Разговор был для Эдьки скучнейшим, но он решил терпеть. И Коленьков, бросив в его сторону взгляд, поднялся:
— Ну, я пойду, Лидия Алексеевна. Денек завтра…
Он ушел, а теть Лида улыбнулась:
— Сторожишь?
Эдька смутился, начал отказываться, а она подсела к нему, волосы взлохматила:
— Ладно… Иди спать, Эдик. И вообще, будь чуть повзрослей.
Он и сам давно бы ушел, потому что у палатки вот уже в третий раз громко заговорила Катюша. Ему голос подает. Говорит так, будто собеседник где-то далеко Все для него. А она сегодня была с Любимовым.
Ходили в тайгу с самого утра. Только сейчас, видимо, вернулись — и уже кличет.
Попрощался с теть Лидой. Сходил к движку: все как надо. Тарахтит. Агрегат что надо. Турчак костер развел на берегу. Точно на том месте, где и тогда, когда он песенками их развлекал. Натаскал валежника и дымил сейчас на всю округу, потому что древесина еще не высохла после дождей.
Охотников посидеть у костра нашлось немного. Любимов в теплой ватной куртке. Турчак. Следом за Эдькой Катюша подошла, села рядом на вязанку дров. Улыбнулась Эдьке:
— Ну, как?
— Во… — Эдька палец большой показал, так, чтобы не видел Любимов. Это на всякий случай, чтобы не начал говорить о вульгарных манерах.

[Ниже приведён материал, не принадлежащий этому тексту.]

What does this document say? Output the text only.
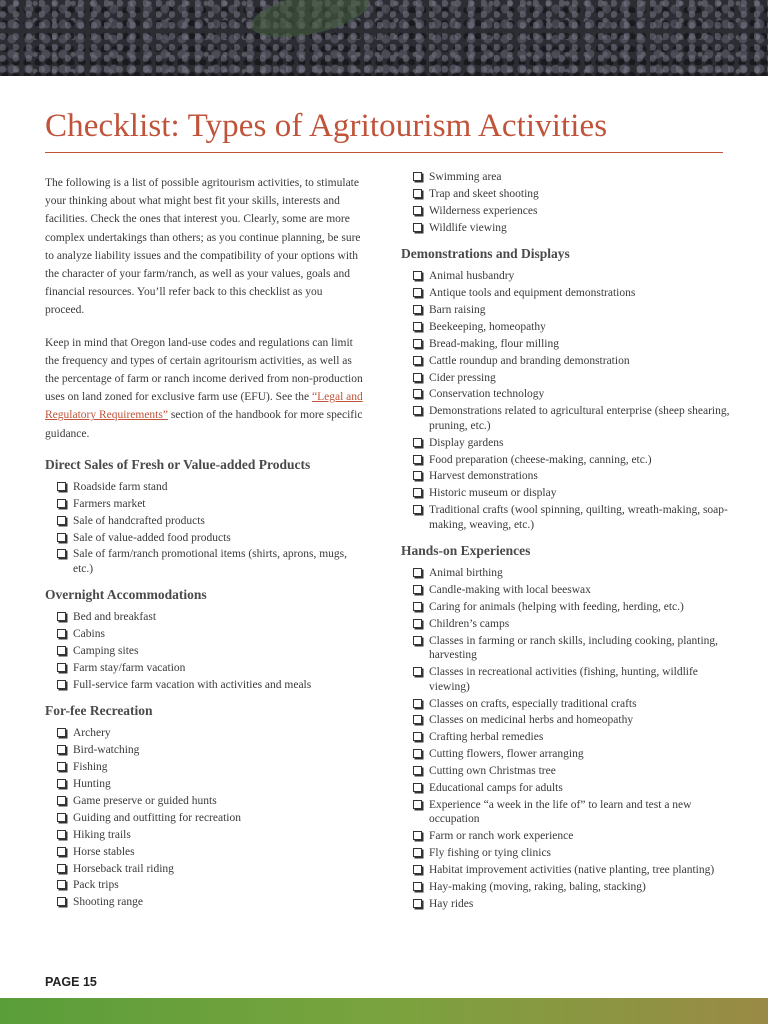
Checklist: Types of Agritourism Activities

The following is a list of possible agritourism activities, to stimulate your thinking about what might best fit your skills, interests and facilities. Check the ones that interest you. Clearly, some are more complex undertakings than others; as you continue planning, be sure to analyze liability issues and the compatibility of your options with the character of your farm/ranch, as well as your values, goals and financial resources. You’ll refer back to this checklist as you proceed.

Keep in mind that Oregon land-use codes and regulations can limit the frequency and types of certain agritourism activities, as well as the percentage of farm or ranch income derived from non-production uses on land zoned for exclusive farm use (EFU). See the “Legal and Regulatory Requirements” section of the handbook for more specific guidance.

Direct Sales of Fresh or Value-added Products
Roadside farm stand
Farmers market
Sale of handcrafted products
Sale of value-added food products
Sale of farm/ranch promotional items (shirts, aprons, mugs, etc.)
Overnight Accommodations
Bed and breakfast
Cabins
Camping sites
Farm stay/farm vacation
Full-service farm vacation with activities and meals
For-fee Recreation
Archery
Bird-watching
Fishing
Hunting
Game preserve or guided hunts
Guiding and outfitting for recreation
Hiking trails
Horse stables
Horseback trail riding
Pack trips
Shooting range
Swimming area
Trap and skeet shooting
Wilderness experiences
Wildlife viewing
Demonstrations and Displays
Animal husbandry
Antique tools and equipment demonstrations
Barn raising
Beekeeping, homeopathy
Bread-making, flour milling
Cattle roundup and branding demonstration
Cider pressing
Conservation technology
Demonstrations related to agricultural enterprise (sheep shearing, pruning, etc.)
Display gardens
Food preparation (cheese-making, canning, etc.)
Harvest demonstrations
Historic museum or display
Traditional crafts (wool spinning, quilting, wreath-making, soap-making, weaving, etc.)
Hands-on Experiences
Animal birthing
Candle-making with local beeswax
Caring for animals (helping with feeding, herding, etc.)
Children’s camps
Classes in farming or ranch skills, including cooking, planting, harvesting
Classes in recreational activities (fishing, hunting, wildlife viewing)
Classes on crafts, especially traditional crafts
Classes on medicinal herbs and homeopathy
Crafting herbal remedies
Cutting flowers, flower arranging
Cutting own Christmas tree
Educational camps for adults
Experience “a week in the life of” to learn and test a new occupation
Farm or ranch work experience
Fly fishing or tying clinics
Habitat improvement activities (native planting, tree planting)
Hay-making (moving, raking, baling, stacking)
Hay rides
PAGE 15
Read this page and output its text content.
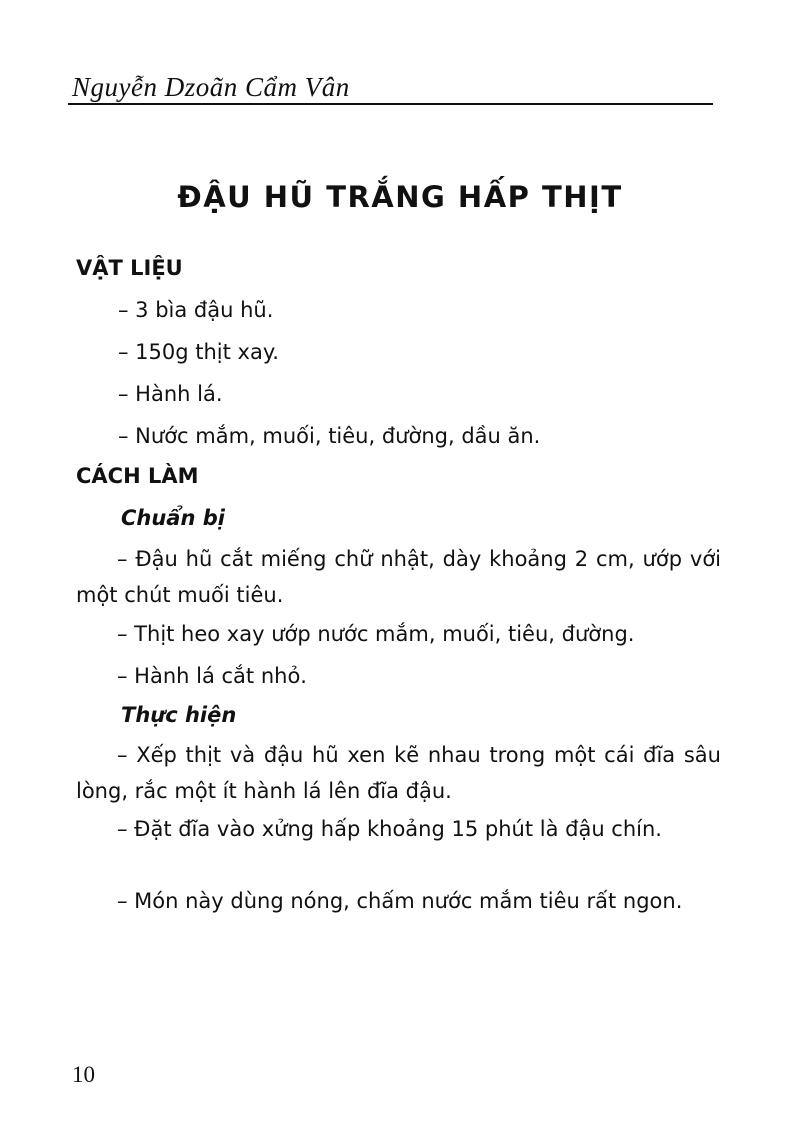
Nguyễn Dzoãn Cẩm Vân
ĐẬU HŨ TRẮNG HẤP THỊT
VẬT LIỆU
– 3 bìa đậu hũ.
– 150g thịt xay.
– Hành lá.
– Nước mắm, muối, tiêu, đường, dầu ăn.
CÁCH LÀM
Chuẩn bị
– Đậu hũ cắt miếng chữ nhật, dày khoảng 2 cm, ướp với một chút muối tiêu.
– Thịt heo xay ướp nước mắm, muối, tiêu, đường.
– Hành lá cắt nhỏ.
Thực hiện
– Xếp thịt và đậu hũ xen kẽ nhau trong một cái đĩa sâu lòng, rắc một ít hành lá lên đĩa đậu.
– Đặt đĩa vào xửng hấp khoảng 15 phút là đậu chín.
– Món này dùng nóng, chấm nước mắm tiêu rất ngon.
10
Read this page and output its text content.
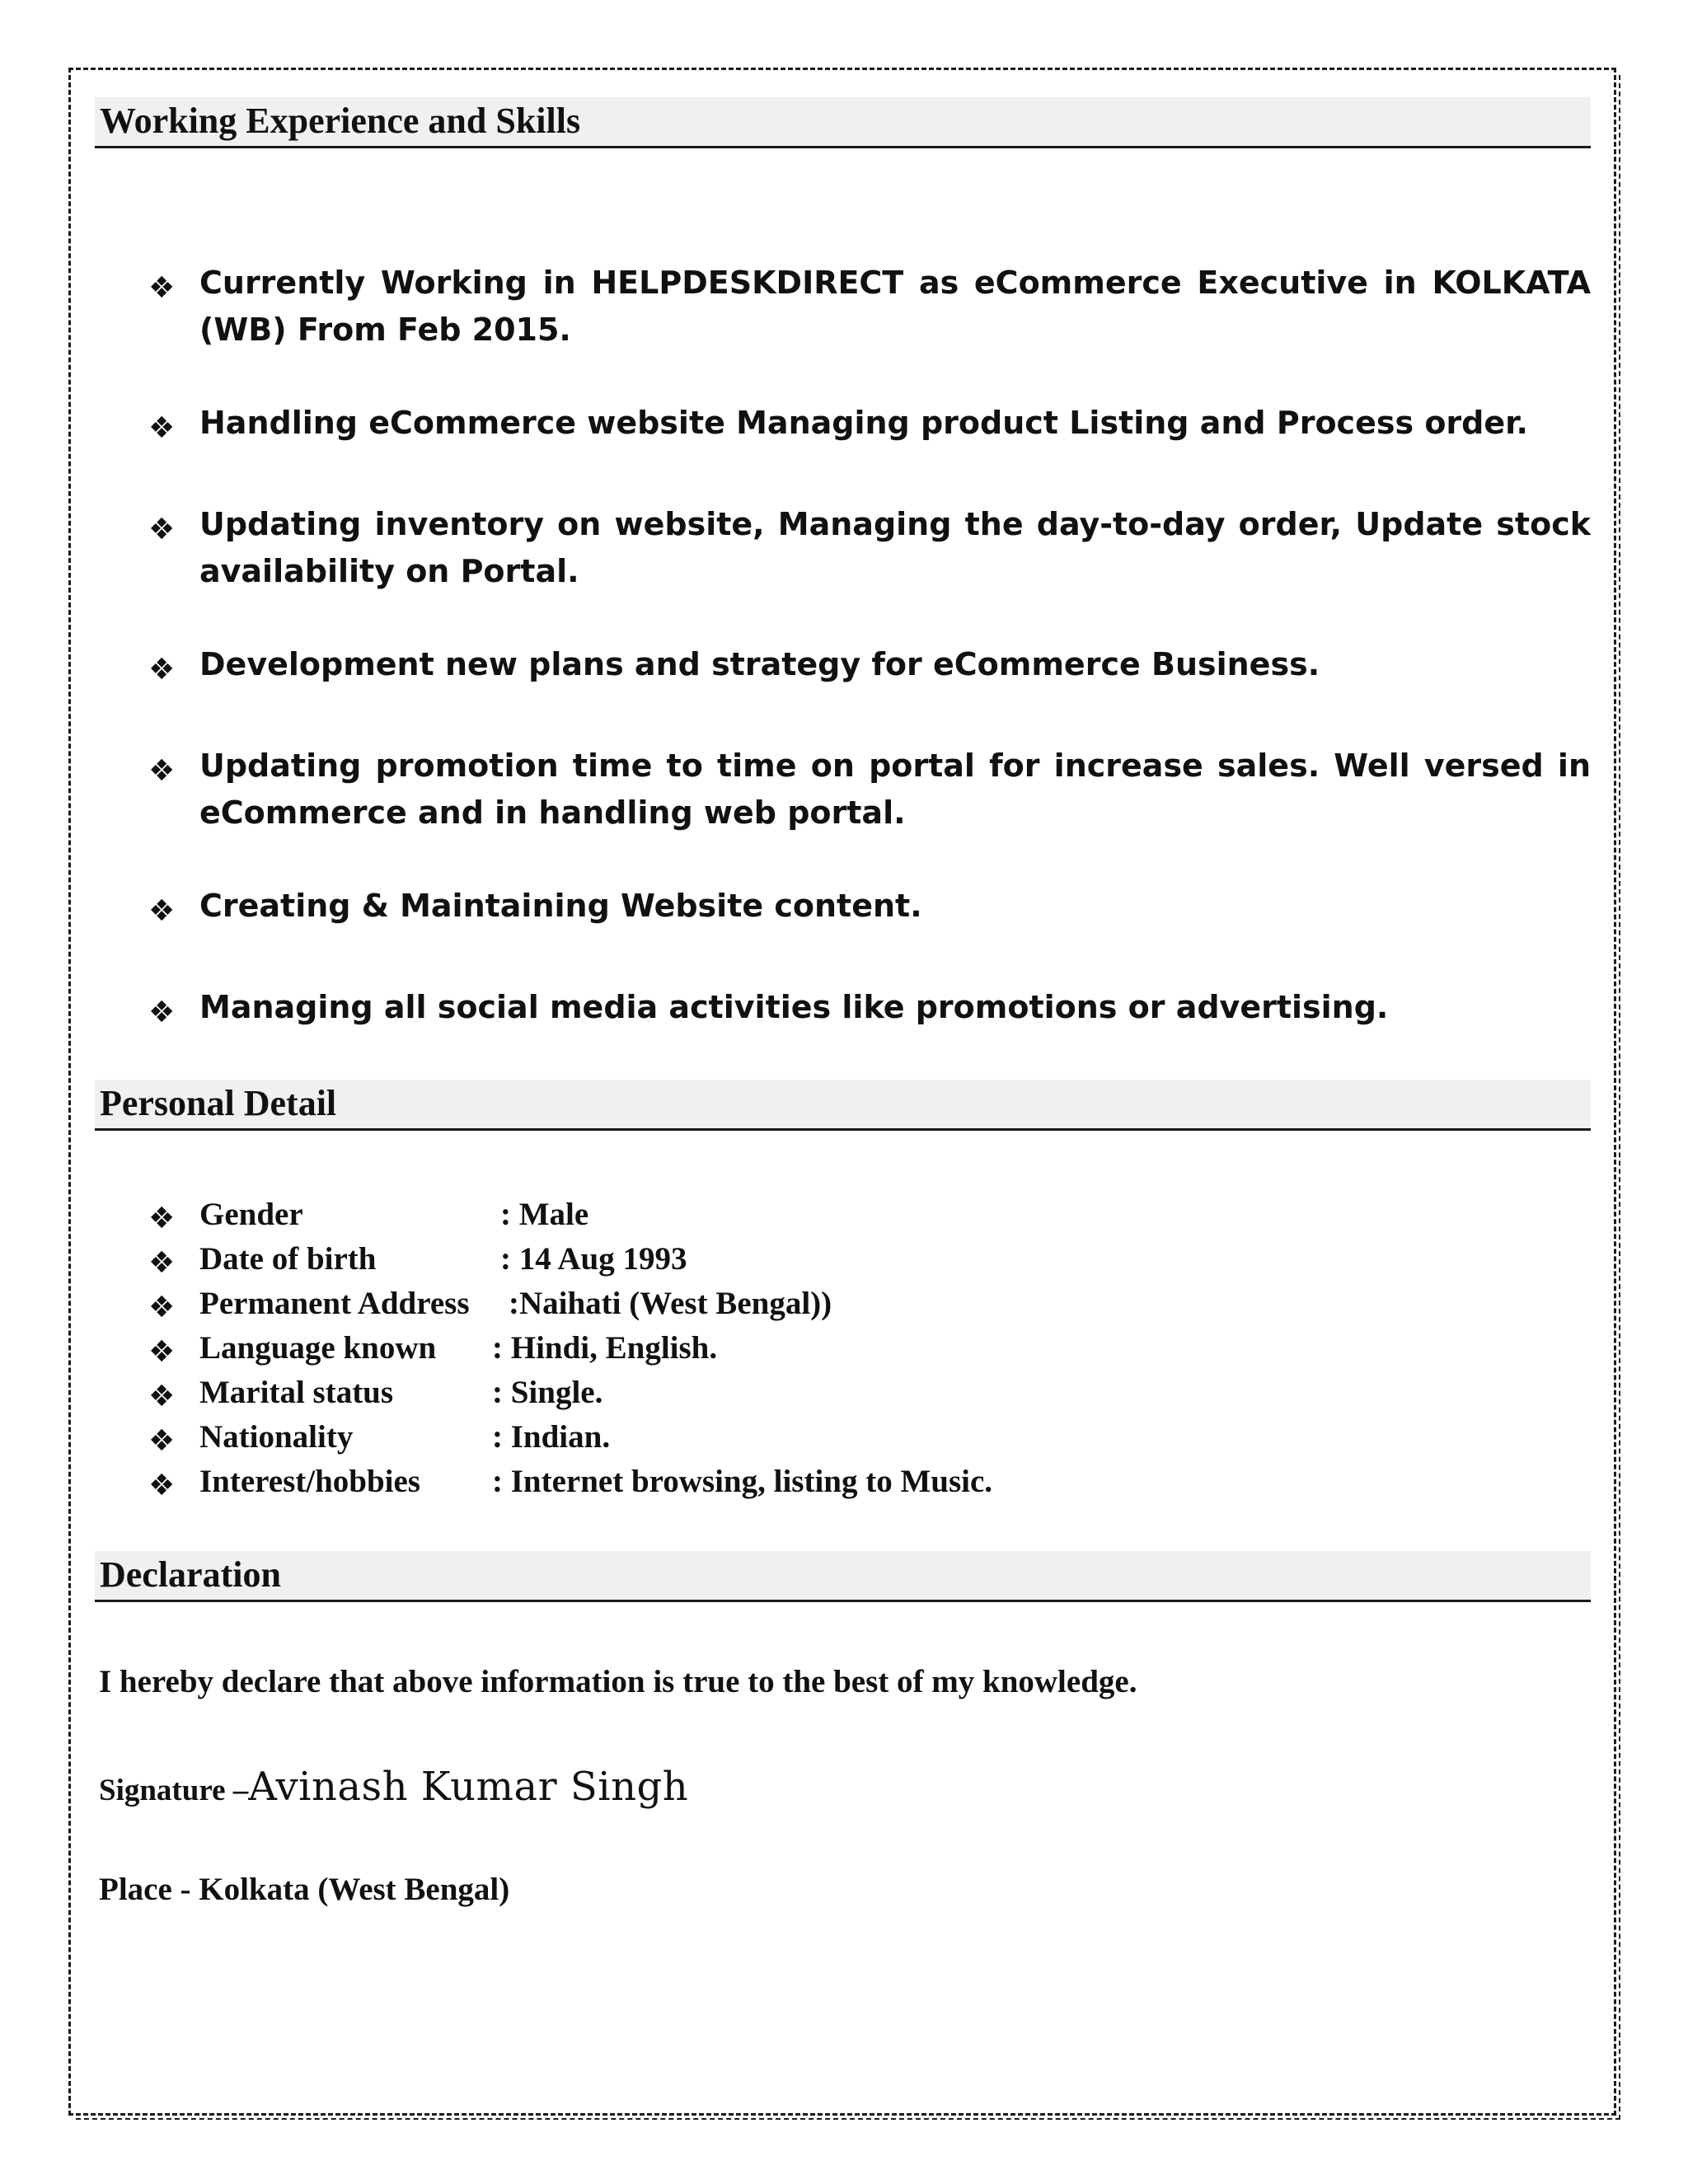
Working Experience and Skills
❖ Currently Working in HELPDESKDIRECT as eCommerce Executive in KOLKATA (WB) From Feb 2015.
❖ Handling eCommerce website Managing product Listing and Process order.
❖ Updating inventory on website, Managing the day-to-day order, Update stock availability on Portal.
❖ Development new plans and strategy for eCommerce Business.
❖ Updating promotion time to time on portal for increase sales. Well versed in eCommerce and in handling web portal.
❖ Creating & Maintaining Website content.
❖ Managing all social media activities like promotions or advertising.
Personal Detail
❖ Gender	: Male
❖ Date of birth	: 14 Aug 1993
❖ Permanent Address :Naihati (West Bengal))
❖ Language known : Hindi, English.
❖ Marital status	: Single.
❖ Nationality	: Indian.
❖ Interest/hobbies : Internet browsing, listing to Music.
Declaration
I hereby declare that above information is true to the best of my knowledge.
Signature –Avinash Kumar Singh
Place - Kolkata (West Bengal)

Турчак покашлял, тоскливо сказал:
— Макара нету… Без кино плохо.
Любимов помешал палкой в костре:
— Сходи к Надежде Тихоновне… Картошечки бы взять у нее. Испечь.
Турчак поднялся, пошел. Любимов к Эдьке:
— Ну, а ваши дела нынче как? Мы вот с Катей чуть не искупались. Дорога как дорога… Зеленый лужок. Цветочки растут. Катя туда, а я ее за полу: постой. Палкой качнул землицу, а она проседает. И жижа рыжая. Так что это и есть тайга.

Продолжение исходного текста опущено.